COMICS GALLERY
La génèse de Gionni Guitar est plutôt complexe…En Italie, vers la moitié des années 80 pour qui serait trop jeune pour s’en souvenir, faisait fureur la mode des “Paninari”, ainsi surnommés pour leur habitude de fréquenter les Fast Food qui alors représentaient la nouveauté du moment.
Le phénomène en soi a été assez important, parce que les Paninari ont été le premier mouvement de jeunes lié à la mode en tant que telle. Bien sûr, dans les années 60 et 70 aussi il y a eu des modes très suivies comme la minijupe, le jean et les cheveux longs…mais chacun de ces courants était lié à un phénomène culturel, en premier la révolte contre le système et les règles. Les Paninari non. Leur façon de s’habiller était liée à la société de consommation: Armani, Coveri, Timberland, et ainsi de suite. Pour être à la mode tu devais porter ce qui, sous plusieurs aspects, était un uniforme, avec certains vêtements et certaines griffes qui étaient considérés comme presque obligatoires. La chose prit de telles dimensions que commencèrent à paraître des publications de bandes dessinées qui leur étaient dédiées, qui eurent pendant quelque temps plus ou moins de succès.
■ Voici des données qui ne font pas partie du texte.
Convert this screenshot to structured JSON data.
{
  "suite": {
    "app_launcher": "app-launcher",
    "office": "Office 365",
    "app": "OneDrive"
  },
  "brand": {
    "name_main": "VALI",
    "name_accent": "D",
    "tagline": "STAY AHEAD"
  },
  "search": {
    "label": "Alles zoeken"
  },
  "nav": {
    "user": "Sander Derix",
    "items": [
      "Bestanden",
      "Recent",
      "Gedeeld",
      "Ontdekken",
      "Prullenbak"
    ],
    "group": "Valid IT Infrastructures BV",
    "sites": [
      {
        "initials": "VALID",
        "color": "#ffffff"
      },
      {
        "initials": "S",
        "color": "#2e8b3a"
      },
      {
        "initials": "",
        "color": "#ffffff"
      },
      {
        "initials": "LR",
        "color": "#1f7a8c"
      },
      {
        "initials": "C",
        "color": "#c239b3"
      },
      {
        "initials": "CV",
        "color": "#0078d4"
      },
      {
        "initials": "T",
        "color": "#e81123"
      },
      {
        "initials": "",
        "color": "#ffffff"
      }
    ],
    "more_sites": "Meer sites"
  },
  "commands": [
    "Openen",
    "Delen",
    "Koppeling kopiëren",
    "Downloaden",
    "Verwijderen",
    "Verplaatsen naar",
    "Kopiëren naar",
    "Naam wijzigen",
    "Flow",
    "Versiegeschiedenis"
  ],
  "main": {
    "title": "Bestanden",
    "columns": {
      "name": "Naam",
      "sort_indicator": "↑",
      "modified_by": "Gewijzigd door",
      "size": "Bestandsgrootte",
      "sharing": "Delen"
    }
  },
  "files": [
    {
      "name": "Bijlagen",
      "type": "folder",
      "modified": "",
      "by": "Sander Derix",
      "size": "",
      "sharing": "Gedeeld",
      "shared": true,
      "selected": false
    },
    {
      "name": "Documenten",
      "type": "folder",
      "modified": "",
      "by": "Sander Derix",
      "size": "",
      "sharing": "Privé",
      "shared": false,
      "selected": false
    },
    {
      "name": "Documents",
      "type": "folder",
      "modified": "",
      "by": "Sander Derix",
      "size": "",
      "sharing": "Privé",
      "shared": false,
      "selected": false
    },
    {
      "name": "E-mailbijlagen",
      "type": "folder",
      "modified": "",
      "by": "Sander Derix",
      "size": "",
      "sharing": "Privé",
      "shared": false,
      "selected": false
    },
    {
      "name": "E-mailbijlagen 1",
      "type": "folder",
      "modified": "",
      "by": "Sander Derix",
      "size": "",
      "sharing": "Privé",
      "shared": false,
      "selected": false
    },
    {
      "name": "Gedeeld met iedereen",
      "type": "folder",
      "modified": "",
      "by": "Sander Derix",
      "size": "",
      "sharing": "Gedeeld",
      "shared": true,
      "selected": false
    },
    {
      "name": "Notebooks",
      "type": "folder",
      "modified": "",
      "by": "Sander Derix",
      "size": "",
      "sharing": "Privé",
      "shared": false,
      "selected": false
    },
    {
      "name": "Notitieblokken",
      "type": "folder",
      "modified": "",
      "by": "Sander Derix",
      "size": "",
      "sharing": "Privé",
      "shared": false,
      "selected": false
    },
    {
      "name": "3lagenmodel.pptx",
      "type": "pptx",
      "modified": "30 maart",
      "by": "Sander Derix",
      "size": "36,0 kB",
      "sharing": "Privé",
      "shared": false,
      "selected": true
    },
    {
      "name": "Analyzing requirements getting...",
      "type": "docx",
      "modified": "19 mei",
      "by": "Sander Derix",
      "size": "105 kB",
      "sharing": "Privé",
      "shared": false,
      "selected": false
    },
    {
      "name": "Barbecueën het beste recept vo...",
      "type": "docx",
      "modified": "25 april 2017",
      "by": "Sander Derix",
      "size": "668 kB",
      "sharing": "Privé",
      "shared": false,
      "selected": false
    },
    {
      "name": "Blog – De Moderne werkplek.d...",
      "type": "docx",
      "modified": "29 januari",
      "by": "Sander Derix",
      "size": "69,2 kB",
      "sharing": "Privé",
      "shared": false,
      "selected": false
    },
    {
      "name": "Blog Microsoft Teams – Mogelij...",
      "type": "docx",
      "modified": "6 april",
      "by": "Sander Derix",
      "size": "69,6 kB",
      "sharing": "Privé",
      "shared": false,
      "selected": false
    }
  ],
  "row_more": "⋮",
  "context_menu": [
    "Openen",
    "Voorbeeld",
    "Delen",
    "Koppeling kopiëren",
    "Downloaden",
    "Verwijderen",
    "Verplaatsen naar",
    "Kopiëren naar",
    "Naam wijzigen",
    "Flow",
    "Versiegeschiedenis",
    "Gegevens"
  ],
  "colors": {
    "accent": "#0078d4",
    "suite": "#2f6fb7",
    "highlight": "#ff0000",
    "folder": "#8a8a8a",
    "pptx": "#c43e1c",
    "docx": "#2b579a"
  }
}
Et c’est là que j’entre en scène, étant à l’époque jeune dessinateur plein d’avenir …A ce moment-là j’ai réussi à entrer en contact avec Nicola Del Principe, vieille colonne portante de la bande dessinée italienne qui alors gérait la revue « Zippo il Panino ». En proie à l’enthousiasme j’ai écrit et dessiné trois histoires dans lesquelles je racontais les aventures improbables d’un groupe d’ados, à la découpe décidemment comique. Malheureusement, bien que le bon Del Principe apprécie mon travail, le genre était un peu trop au dessus du niveau pour ce marché qui par ailleurs était déjà au crépuscule. Toutefois moi, j’ étais déjà en phase créative et ainsi, un peu uniquement pour moi-même, un peu dans l’espoir de pouvoir un jour placer l’idée, j’ai écrit d’un seul jet trois autres histoires, dont une intitulée « Midnight rock ».
Plusieurs années passèrent, jusqu’à ce qu’en 1994 au kiosque à journaux où je me servais habituellement je connus Stefano Servidio, étudiant en architecture passionné de BD et…joueur de contrebasse et guitare ! Entre nous s’installa une amitié que j’aime définir « à longue distance », c’est-à-dire caractérisée par le fait que nous nous appelons et voyons très peu sans que cela porte atteinte à notre estime et sympathie réciproques.
Quand nous avons fondé INK et que nous devions penser à une histoire brève à introduire, “Midnight Rock” nous est venue tout de suite à l’esprit, et nous avons décidé de donner ses traits au personnage qui chantait faux et qui brimait tous les autres (mais lui, il joue très bien, vous pouvez me faire confiance !). Décider de faire de lui le personnage principal de la bande dessinée fut pratiquement automatique, et le reste des personnages qui à l’origine faisaient partie de la bande de Paninari protagoniste de la série furent dépouillés de tous leurs objets à la mode (de toute façon plus à la mode depuis une décennie) et passés au second rôle. Pour le nom je me suis inspiré du film Jhonny Guitar, un western classique des années 50 très cher à mon père, italianisant le nom en Gionni, et pour le style graphique à Cavazzano de Altai & Jonson que j’avais depuis peu redécouvert dans une réimpression anthologique des Editions L’Isola Trovata.
Stefano apprécia infiniment la chose, et il s’en vante encore maintenant avec les étudiants dont il est le prof!